Taipei police yesterday said they had caught three suspects in the hunt for the perpetrators of a car theft-hijack that occurred at the Taipei 101 mall on Wednesday last week.
Police said that after watching video footage of more than 3,000 cars around the mall on that day, they identified a red Honda sedan that the thieves drove into the mall's parking garage before they committed the crime.
Police said they identified a 33-year-old suspect via the red Honda and arrested a man surnamed Chang early on Monday morning in Taoyuan County.
The other two suspects were caught later in Taipei County.
The three had admitted to committing the crime, police said.

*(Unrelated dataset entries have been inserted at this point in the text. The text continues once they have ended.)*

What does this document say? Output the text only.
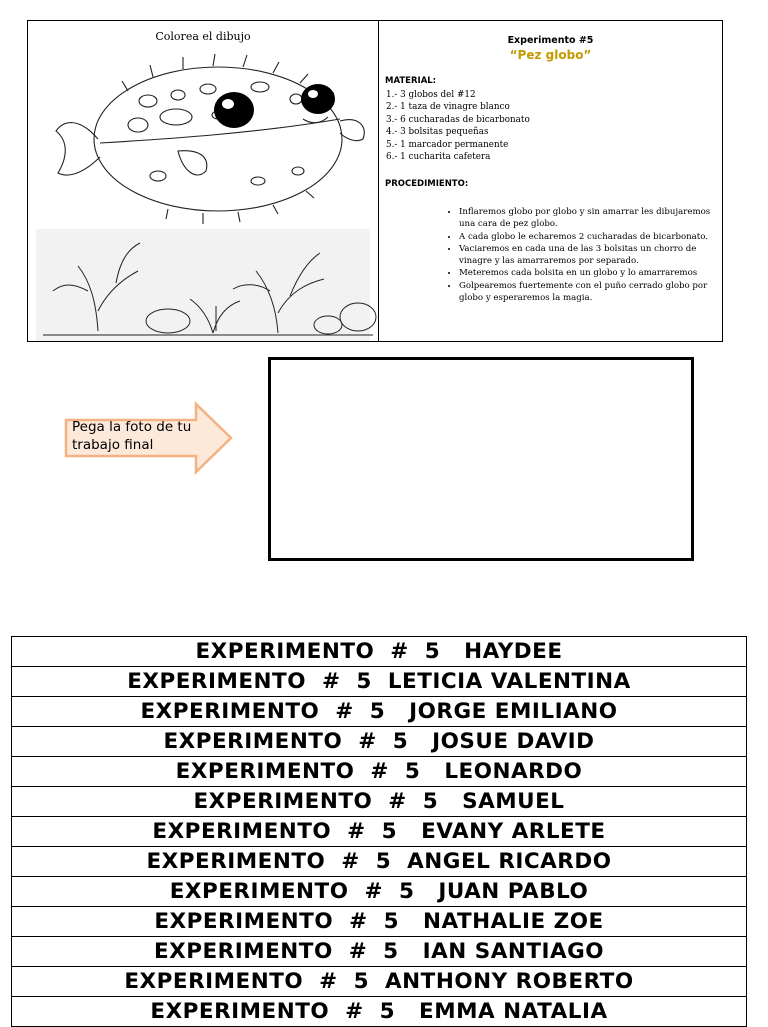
Colorea el dibujo	Experimento #5
“Pez globo”
MATERIAL:
1.- 3 globos del #12
2.- 1 taza de vinagre blanco
3.- 6 cucharadas de bicarbonato
4.- 3 bolsitas pequeñas
5.- 1 marcador permanente
6.- 1 cucharita cafetera
PROCEDIMIENTO:
• Inflaremos globo por globo y sin amarrar les dibujaremos una cara de pez globo.
• A cada globo le echaremos 2 cucharadas de bicarbonato.
• Vaciaremos en cada una de las 3 bolsitas un chorro de vinagre y las amarraremos por separado.
• Meteremos cada bolsita en un globo y lo amarraremos
• Golpearemos fuertemente con el puño cerrado globo por globo y esperaremos la magia.
Pega la foto de tu trabajo final
EXPERIMENTO  #  5   HAYDEE
EXPERIMENTO  #  5  LETICIA VALENTINA
EXPERIMENTO  #  5   JORGE EMILIANO
EXPERIMENTO  #  5   JOSUE DAVID
EXPERIMENTO  #  5   LEONARDO
EXPERIMENTO  #  5   SAMUEL
EXPERIMENTO  #  5   EVANY ARLETE
EXPERIMENTO  #  5  ANGEL RICARDO
EXPERIMENTO  #  5   JUAN PABLO
EXPERIMENTO  #  5   NATHALIE ZOE
EXPERIMENTO  #  5   IAN SANTIAGO
EXPERIMENTO  #  5  ANTHONY ROBERTO
EXPERIMENTO  #  5   EMMA NATALIA
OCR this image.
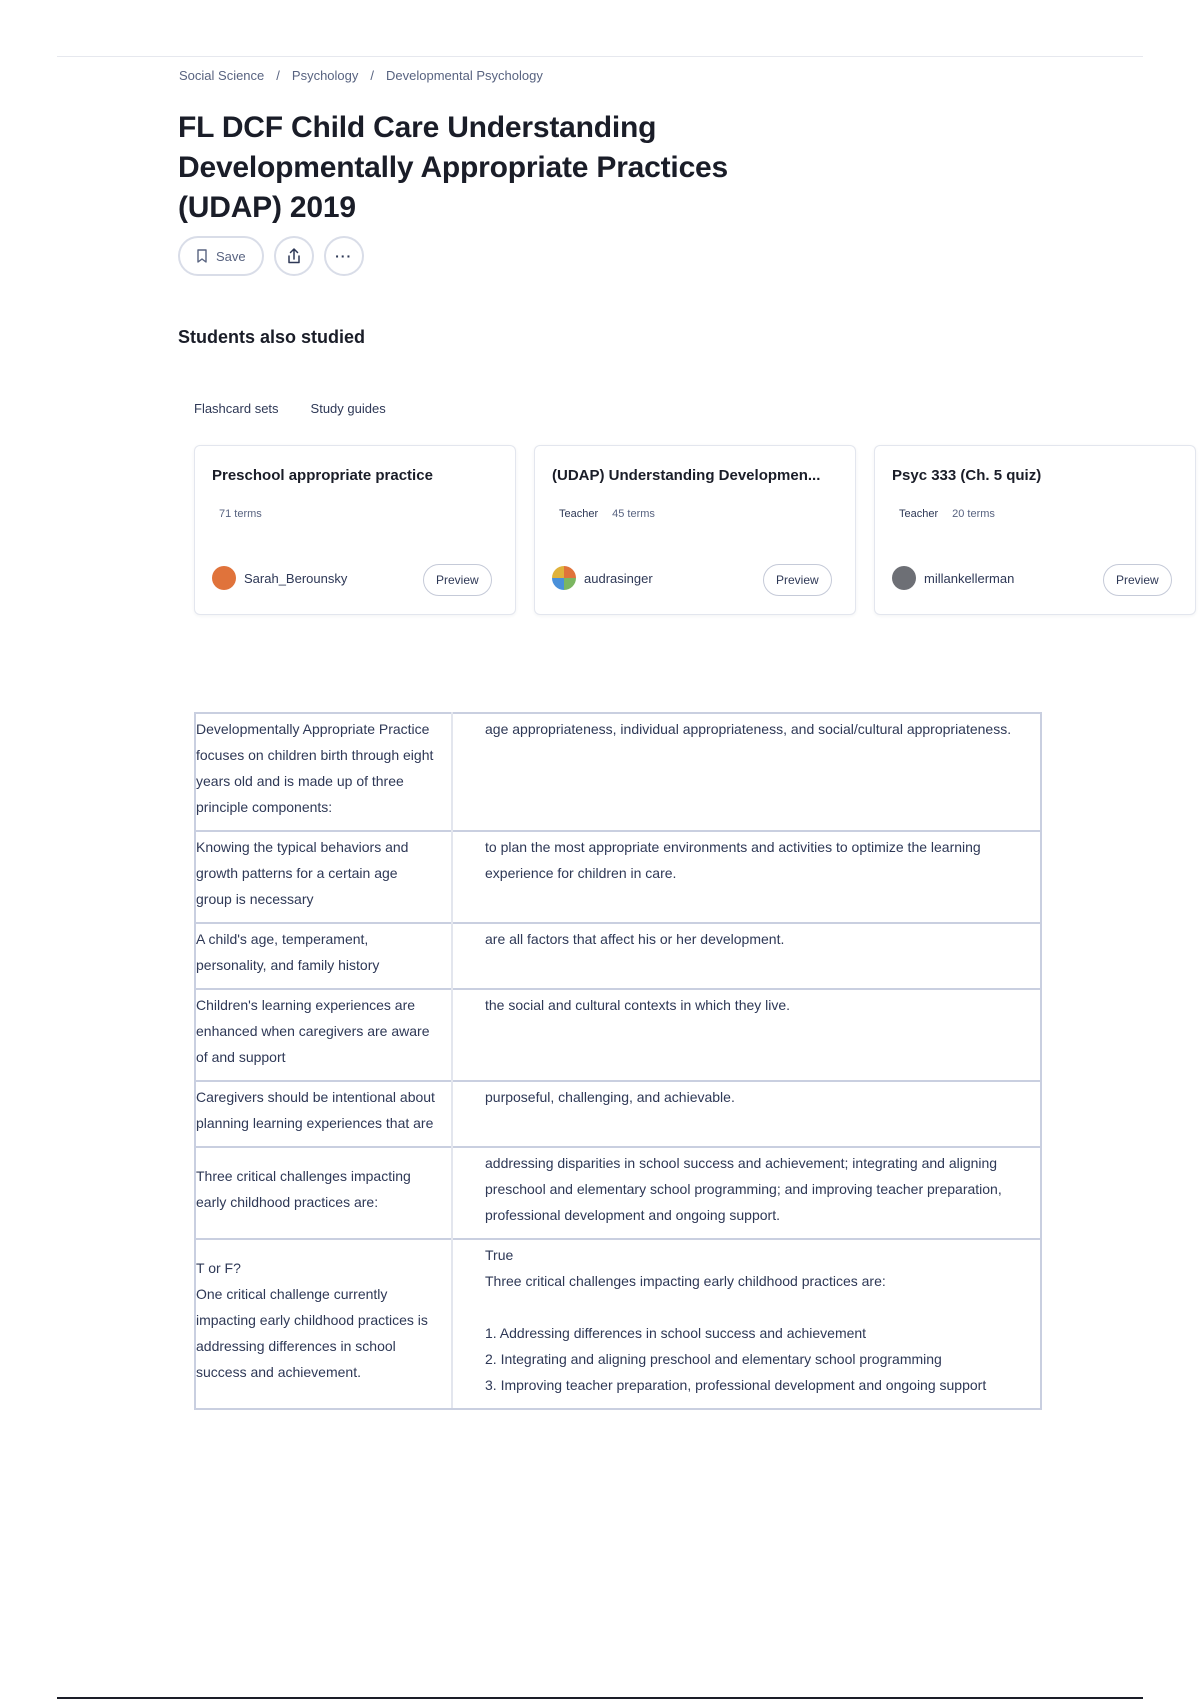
Social Science / Psychology / Developmental Psychology
FL DCF Child Care Understanding Developmentally Appropriate Practices (UDAP) 2019
Save	···
Students also studied
Flashcard sets Study guides
Preschool appropriate practice
71 terms
Sarah_Berounsky	Preview
(UDAP) Understanding Developmen...
Teacher 45 terms
audrasinger	Preview
Psyc 333 (Ch. 5 quiz)
Teacher 20 terms
millankellerman	Preview
Developmentally Appropriate Practice focuses on children birth through eight years old and is made up of three principle components:	age appropriateness, individual appropriateness, and social/cultural appropriateness.
Knowing the typical behaviors and growth patterns for a certain age group is necessary	to plan the most appropriate environments and activities to optimize the learning experience for children in care.
A child's age, temperament, personality, and family history	are all factors that affect his or her development.
Children's learning experiences are enhanced when caregivers are aware of and support	the social and cultural contexts in which they live.
Caregivers should be intentional about planning learning experiences that are	purposeful, challenging, and achievable.
Three critical challenges impacting early childhood practices are:	addressing disparities in school success and achievement; integrating and aligning preschool and elementary school programming; and improving teacher preparation, professional development and ongoing support.
T or F?
One critical challenge currently impacting early childhood practices is addressing differences in school success and achievement.	True
Three critical challenges impacting early childhood practices are:

1. Addressing differences in school success and achievement
2. Integrating and aligning preschool and elementary school programming
3. Improving teacher preparation, professional development and ongoing support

The crime took place on Wednesday afternoon when the wife of an optometrist, surnamed Lu (呂), and her friend, surnamed Lee (李), had finished dining at a restaurant in the mall and went to retrieve their car from the mall's basement parking garage.
Three people in masks suddenly appeared holding guns and threatened them, ordering the two women to hand over their cash, totaling about NT$240,000, as well as any other valuables.

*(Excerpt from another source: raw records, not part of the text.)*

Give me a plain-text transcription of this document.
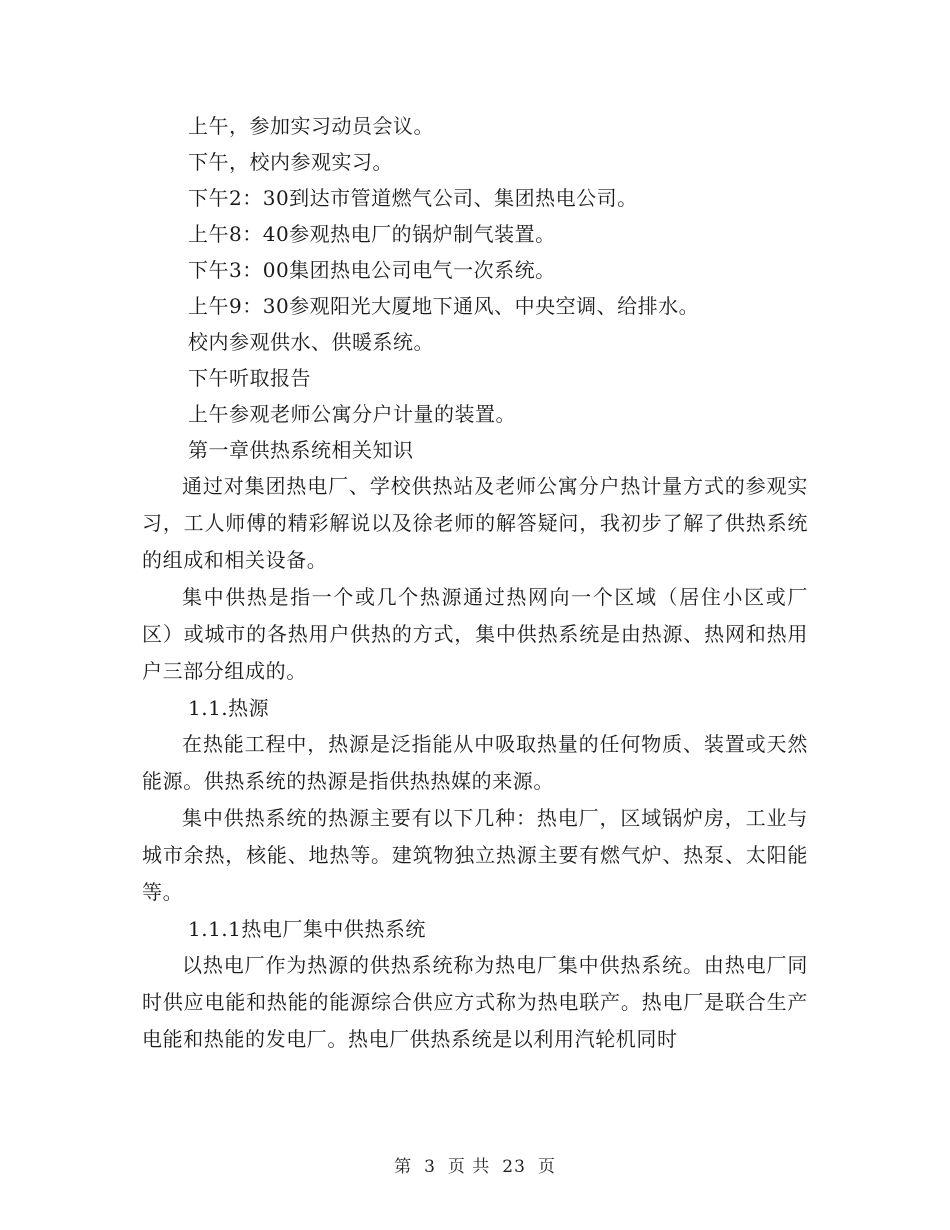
上午，参加实习动员会议。
下午，校内参观实习。
下午2：30到达市管道燃气公司、集团热电公司。
上午8：40参观热电厂的锅炉制气装置。
下午3：00集团热电公司电气一次系统。
上午9：30参观阳光大厦地下通风、中央空调、给排水。
校内参观供水、供暖系统。
下午听取报告
上午参观老师公寓分户计量的装置。
第一章供热系统相关知识

通过对集团热电厂、学校供热站及老师公寓分户热计量方式的参观实习，工人师傅的精彩解说以及徐老师的解答疑问，我初步了解了供热系统的组成和相关设备。

集中供热是指一个或几个热源通过热网向一个区域（居住小区或厂区）或城市的各热用户供热的方式，集中供热系统是由热源、热网和热用户三部分组成的。

1.1.热源

在热能工程中，热源是泛指能从中吸取热量的任何物质、装置或天然能源。供热系统的热源是指供热热媒的来源。

集中供热系统的热源主要有以下几种：热电厂，区域锅炉房，工业与城市余热，核能、地热等。建筑物独立热源主要有燃气炉、热泵、太阳能等。

1.1.1热电厂集中供热系统

以热电厂作为热源的供热系统称为热电厂集中供热系统。由热电厂同时供应电能和热能的能源综合供应方式称为热电联产。热电厂是联合生产电能和热能的发电厂。热电厂供热系统是以利用汽轮机同时

第 3 页 共 23 页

Lu and Lee were blindfolded and forced into the back of Lu's BMW. The thieves then drove the two women to a remote location in Shenkeng Township (深坑).
After dropping the women off separately, the three made off in the BMW with the cash.
The case follows a separate theft at the same mall last month, when a thief made off with millions of NT dollars in diamonds from a DeBeers store by pretending to be a Japanese tourist who needed help shopping for his sister's wedding gift.
The recent crimes led to questions of whether security is too lax at the upscale mall. The management responded by announcing plans to improve security and surveillance.